Die deutsche Bundesregiegierung hat offenbar kurz vor der Freilassung des Journalisten mehrere Rüstungexporte in die Türkei genehmigt. Kritsche Stimmen sehen hier einen Zusammenhang.

„Vom 18. Dezember bis zum 24. Januar 2018 wurden 31 Genehmigungen für Rüstungsgüter in die Türkei erteilt“

Dieses wurde auf eine Anfrage der Linken vom Bundeswirtschaftsministerium erklärt.

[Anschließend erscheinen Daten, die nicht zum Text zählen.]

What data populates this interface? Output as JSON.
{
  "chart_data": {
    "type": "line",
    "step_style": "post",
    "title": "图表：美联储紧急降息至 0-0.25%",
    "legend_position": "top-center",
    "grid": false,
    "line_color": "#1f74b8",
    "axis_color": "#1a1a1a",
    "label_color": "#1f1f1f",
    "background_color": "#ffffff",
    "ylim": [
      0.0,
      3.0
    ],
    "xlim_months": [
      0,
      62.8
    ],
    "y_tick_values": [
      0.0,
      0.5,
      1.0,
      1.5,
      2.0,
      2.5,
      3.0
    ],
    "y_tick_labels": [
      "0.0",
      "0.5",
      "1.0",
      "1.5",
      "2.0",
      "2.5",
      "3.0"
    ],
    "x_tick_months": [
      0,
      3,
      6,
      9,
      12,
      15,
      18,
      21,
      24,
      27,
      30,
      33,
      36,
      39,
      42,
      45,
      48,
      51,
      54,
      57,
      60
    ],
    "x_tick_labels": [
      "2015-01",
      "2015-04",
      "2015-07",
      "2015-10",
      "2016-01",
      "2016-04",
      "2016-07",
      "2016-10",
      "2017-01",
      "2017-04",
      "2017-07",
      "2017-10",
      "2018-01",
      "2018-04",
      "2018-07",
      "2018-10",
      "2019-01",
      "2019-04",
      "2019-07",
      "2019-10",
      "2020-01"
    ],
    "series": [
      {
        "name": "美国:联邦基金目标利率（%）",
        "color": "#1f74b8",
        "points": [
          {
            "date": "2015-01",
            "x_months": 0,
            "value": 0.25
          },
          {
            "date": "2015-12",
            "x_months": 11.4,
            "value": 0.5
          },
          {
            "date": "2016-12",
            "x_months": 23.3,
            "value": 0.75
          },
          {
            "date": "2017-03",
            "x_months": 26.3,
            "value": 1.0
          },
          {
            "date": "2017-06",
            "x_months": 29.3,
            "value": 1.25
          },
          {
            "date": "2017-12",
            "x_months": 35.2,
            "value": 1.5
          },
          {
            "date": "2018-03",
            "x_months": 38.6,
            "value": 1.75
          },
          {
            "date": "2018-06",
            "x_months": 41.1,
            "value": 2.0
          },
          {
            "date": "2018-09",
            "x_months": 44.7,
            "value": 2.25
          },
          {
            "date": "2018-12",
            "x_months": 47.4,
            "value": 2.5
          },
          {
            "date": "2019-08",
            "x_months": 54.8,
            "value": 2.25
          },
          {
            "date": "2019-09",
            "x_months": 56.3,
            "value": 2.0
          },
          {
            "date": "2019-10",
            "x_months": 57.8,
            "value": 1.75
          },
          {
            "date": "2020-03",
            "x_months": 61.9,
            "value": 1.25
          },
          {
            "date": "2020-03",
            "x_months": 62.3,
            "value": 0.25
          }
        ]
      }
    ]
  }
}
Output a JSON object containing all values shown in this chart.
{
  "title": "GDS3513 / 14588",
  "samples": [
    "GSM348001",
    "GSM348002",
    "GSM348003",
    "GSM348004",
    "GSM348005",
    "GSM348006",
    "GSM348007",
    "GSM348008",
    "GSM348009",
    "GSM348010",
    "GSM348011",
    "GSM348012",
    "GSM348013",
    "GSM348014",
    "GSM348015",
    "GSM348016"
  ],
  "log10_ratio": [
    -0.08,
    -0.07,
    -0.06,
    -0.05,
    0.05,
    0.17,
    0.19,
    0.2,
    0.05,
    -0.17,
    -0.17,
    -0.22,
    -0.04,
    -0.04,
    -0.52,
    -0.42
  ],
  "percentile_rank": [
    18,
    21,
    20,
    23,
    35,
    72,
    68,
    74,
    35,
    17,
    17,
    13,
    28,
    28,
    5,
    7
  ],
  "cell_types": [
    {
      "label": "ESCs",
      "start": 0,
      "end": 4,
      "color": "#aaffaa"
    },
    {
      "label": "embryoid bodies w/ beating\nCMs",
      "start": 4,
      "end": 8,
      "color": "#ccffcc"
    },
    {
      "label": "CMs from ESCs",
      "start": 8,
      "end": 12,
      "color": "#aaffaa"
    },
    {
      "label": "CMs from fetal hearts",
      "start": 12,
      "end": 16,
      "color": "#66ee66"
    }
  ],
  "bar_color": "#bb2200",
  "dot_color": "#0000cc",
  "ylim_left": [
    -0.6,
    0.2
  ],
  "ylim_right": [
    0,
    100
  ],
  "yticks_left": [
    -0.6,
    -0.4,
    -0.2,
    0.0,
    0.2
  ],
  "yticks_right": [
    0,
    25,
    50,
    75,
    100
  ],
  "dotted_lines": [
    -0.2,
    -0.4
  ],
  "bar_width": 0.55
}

Der geschäftsführende Außenminister Gabriel erklärte allerdings weiterhin, es habe keinerlei Absprachen zwischen der Türkei und Deutschland gegeben, dass die Übersetzerin Mesale Tolu und der Journalist freigelassen wurden.

Auf die Frage der Abgeordneten Sevim Dagdelens (Die Linke), inwieweit die Freilassung von Yücel ein Grund dafür war, die „aktuell vermeintlich restriktive Genehmigungspraxis in das Nato-Mitglied Türkei aufzugeben, erklärte die Bundesregierung, dass sie sich auf allen Ebenen für die Freilassung deutscher Staatsbürger einsetze, welche von der Türkei wegen politischer Vorwürfe inhaftiert worden seien.